Event Processing Styles and Approaches

In this post, we examine the processing of each event. Processing results in producing the correct response to the received event and then sends the activity downstream to the right consumer or consumers—finally resulting in the desired outcome. To accommodate the wide variety of possible events and desired outcomes, several processing approaches or styles have emerged. As EDA solutions evolve, they may frequently combine more than one of these:

Simple Event Processing (SEP)

Many events are very basic. For example, the sensor in your car that tells you when your tire pressure varies by more than 2 psi. Detecting that event will trigger a yellow light on your dashboard. Simple!

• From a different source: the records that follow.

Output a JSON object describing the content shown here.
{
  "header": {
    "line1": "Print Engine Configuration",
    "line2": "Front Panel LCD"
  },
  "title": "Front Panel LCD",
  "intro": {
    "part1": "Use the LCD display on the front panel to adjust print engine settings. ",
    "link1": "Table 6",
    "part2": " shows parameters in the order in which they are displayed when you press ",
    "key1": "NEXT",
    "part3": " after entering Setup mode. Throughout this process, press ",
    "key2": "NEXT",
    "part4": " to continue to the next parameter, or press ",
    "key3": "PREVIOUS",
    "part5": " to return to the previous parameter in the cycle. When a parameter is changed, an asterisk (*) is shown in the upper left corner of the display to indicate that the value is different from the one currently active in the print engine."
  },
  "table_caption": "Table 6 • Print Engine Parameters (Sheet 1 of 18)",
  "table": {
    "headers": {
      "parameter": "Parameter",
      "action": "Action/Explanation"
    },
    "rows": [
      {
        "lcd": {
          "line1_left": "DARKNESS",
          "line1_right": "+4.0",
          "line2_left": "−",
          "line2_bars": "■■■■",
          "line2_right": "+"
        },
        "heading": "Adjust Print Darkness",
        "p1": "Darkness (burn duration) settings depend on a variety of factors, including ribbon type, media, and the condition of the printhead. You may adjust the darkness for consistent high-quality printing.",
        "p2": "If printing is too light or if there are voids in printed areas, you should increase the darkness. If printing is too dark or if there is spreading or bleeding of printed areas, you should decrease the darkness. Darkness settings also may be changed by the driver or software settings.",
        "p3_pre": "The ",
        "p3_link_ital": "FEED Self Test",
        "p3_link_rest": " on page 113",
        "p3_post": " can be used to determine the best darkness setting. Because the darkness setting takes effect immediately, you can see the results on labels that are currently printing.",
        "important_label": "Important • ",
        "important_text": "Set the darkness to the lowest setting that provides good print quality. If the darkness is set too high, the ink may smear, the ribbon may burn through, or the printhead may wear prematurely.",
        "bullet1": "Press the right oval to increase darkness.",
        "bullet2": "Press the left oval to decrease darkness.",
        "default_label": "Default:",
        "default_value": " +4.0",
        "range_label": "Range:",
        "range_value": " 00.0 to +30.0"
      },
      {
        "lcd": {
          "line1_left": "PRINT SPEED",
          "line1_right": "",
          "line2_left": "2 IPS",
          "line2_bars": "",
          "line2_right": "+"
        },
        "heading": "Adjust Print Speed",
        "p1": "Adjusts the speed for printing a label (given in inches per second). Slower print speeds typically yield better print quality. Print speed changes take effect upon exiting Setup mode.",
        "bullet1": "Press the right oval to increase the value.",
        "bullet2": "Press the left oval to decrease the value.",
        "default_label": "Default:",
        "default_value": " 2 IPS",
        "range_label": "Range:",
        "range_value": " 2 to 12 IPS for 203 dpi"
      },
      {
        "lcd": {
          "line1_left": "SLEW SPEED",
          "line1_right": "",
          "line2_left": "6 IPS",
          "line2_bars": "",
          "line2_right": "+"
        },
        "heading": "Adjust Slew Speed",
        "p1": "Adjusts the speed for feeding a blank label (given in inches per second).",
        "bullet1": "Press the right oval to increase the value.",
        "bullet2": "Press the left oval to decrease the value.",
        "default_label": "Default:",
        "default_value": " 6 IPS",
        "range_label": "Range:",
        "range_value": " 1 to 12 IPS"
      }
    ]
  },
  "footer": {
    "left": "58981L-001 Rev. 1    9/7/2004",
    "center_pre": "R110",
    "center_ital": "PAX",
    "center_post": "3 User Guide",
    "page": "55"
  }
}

A simple event occurs when some notable, significant, and meaningful change of state or condition occurs. This makes simple event processing ideal for real-time flow of work coordination as it reduces latency and the cost of processes. It simply serves to initiate action further down the application stream.

Simple events do not generate summaries but happen independently from other events. The resulting event message may contain additional data that’s needed to facilitate a response.

Complex Event Processing (CEP)

Picture the tumblers of a combination lock. For the lock to open, all three tumblers must be properly aligned. Similarly, complex event processing is used when multiple events must take place before action is taken. Each individual event need not be similar to the others, nor even occur at the same time. Some may be ordinary events that don’t require a response. Others may be notable, significant, and meaningful.

CEP waits until all criteria are fulfilled before creating an event message to communicate action instructions. To accomplish this, CEP uses far more sophisticated interpreters, pattern definitions, and correlation. CEP is used most often to identify and take action on business anomalies, threats, and opportunities. It is also used to detect a specific series of events occurring within a continuous stream of incoming events.

Event Stream Processing (ESP)

Event Stream Processing drives the real-time flow of information around the enterprise by processing streams of event data—with the goal of identifying meaningful patterns and helping support time-critical decision making. Ordinary as well as notable, significant, and meaningful events are written to a log in ESP.

Event consumers don’t subscribe, they simply read from any part of the stream at any time they choose to join it. Ordinary events are passed downstream through event channels to event consumers. This makes ESP ideal for IoT workloads where decisions need to be made instantly.

The ESP flow includes four steps of event processing; Collect, Enhance, Analyze and Dispatch. This flow creates a process in which events detected by the system generate a response using several different services. The flow also detects relationships among multiple events, performs event correlation, establishes event hierarchies, and evaluates other aspects—such as causality, membership, and timing.

Publish/Subscribe (Pub/Sub) Processing

Think of pub/sub as the very familiar act of publishers pushing out messages to their subscribers. As such, pub/sub provides instant event notifications to distributed applications, which is especially important when sharing with many separate systems that are all loosely-coupled in an EDA.

A pub/sub channel has one input channel, which then splits into multiple output channels, one for each subscriber. After an event is sent out to all subscribers they only get to access it once, and any new subscribers joining subsequently will not be able to replay it, similar to SMS messaging.

Enabling Disparate Applications to Interact

Event processors are critical to the ability of EDA to enable interaction and interoperability among various disparate applications. Sensors connecting to the Internet of Things depend upon it to determine what actions need to be taken automatically in response to their event reports. The variety of event processors available enables rapid response to simple single events and complex multiple event dependencies as well as selective monitoring.